If a person develops symptoms, then the symptom-based or test-based strategy should be used, according to the guidelines.
People who have tested positive for Covid-19 and are asymptomatic can also discontinue isolation if the results of two tests taken more than 24 hours apart come back negative.
The decision of ending isolation "should be made in the context of local circumstances," the CDC advised. Health care workers who are in close contact with vulnerable populations and people who are immunocompromised — which could prolong viral shedding after recovery — are recommended to isolate for longer.
The CDC noted the updated guidance may "appear in conflict" with the recommendations for people known to have been exposed to the virus. The agency recommends a 14-day quarantine after exposure, based on the time it takes to develop illness from the virus.
It is possible that a person known to be infected could leave isolation earlier than a person who is quarantined because of the possibility they are infected," the agency explained.
Previous guidance from May 3 had extended the home isolation period from seven to 10 days since symptoms first appeared or after the first positive test.
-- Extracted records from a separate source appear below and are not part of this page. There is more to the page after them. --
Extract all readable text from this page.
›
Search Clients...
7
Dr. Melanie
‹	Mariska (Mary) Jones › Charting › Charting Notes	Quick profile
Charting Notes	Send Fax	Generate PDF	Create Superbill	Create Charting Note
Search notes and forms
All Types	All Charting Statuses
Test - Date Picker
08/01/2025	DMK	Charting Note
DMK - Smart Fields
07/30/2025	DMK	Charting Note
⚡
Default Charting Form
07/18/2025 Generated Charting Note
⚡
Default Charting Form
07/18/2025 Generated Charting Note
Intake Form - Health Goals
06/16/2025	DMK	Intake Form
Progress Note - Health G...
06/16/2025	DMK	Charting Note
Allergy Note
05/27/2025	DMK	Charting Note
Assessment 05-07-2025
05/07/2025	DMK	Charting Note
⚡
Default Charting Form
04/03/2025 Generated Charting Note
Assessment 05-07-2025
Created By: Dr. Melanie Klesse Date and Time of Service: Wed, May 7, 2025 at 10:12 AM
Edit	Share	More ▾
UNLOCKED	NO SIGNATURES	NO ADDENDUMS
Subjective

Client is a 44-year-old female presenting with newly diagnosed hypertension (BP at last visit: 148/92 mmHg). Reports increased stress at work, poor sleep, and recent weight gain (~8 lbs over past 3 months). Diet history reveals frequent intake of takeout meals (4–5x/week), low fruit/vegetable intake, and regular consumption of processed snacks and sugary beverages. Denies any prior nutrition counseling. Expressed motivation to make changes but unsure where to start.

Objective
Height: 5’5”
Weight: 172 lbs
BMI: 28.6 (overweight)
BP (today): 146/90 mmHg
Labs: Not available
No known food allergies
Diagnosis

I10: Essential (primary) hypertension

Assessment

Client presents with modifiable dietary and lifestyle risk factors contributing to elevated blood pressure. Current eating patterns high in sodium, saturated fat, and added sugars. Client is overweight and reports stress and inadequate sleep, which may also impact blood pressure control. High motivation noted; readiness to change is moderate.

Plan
The CDC said this update was made "based on evidence suggesting a longer duration of viral shedding."
The agency warned these recommendations "will prevent most, but cannot prevent all, instances of secondary spread."
"The risk of transmission after recovery is likely substantially less than that during illness; recovered persons will not be shedding large amounts of virus by this point, if they are shedding at all," the agency said.
6:50 p.m. ET, July 18, 2020
Miami-Dade County temporarily stops releasing some Covid-19 data
From CNN’s Rosa Flores and Dan Shepherd
The Miami-Dade County government has been releasing the county's daily and 14-day average Covid-19 positivity rate in a document the government calls "Moving to a New Normal Dashboard." But on Saturday, a full page of data was not released.
The information was displayed like this Friday:
CNN noticed Saturday the full page of data was omitted from the "Moving to a New Normal Dashboard" and asked the county about the omission. A statement from the Miami-Dade County mayor's office said county officials are meeting with statisticians from the state Health Department on Monday to go over discrepancies in the way the state and the county collect and report testing data.
"Once all agree on the appropriate parameters, Miami-Dade County will be updating the Daily Dashboard to ensure as much of an accurate measure as is statistically possible."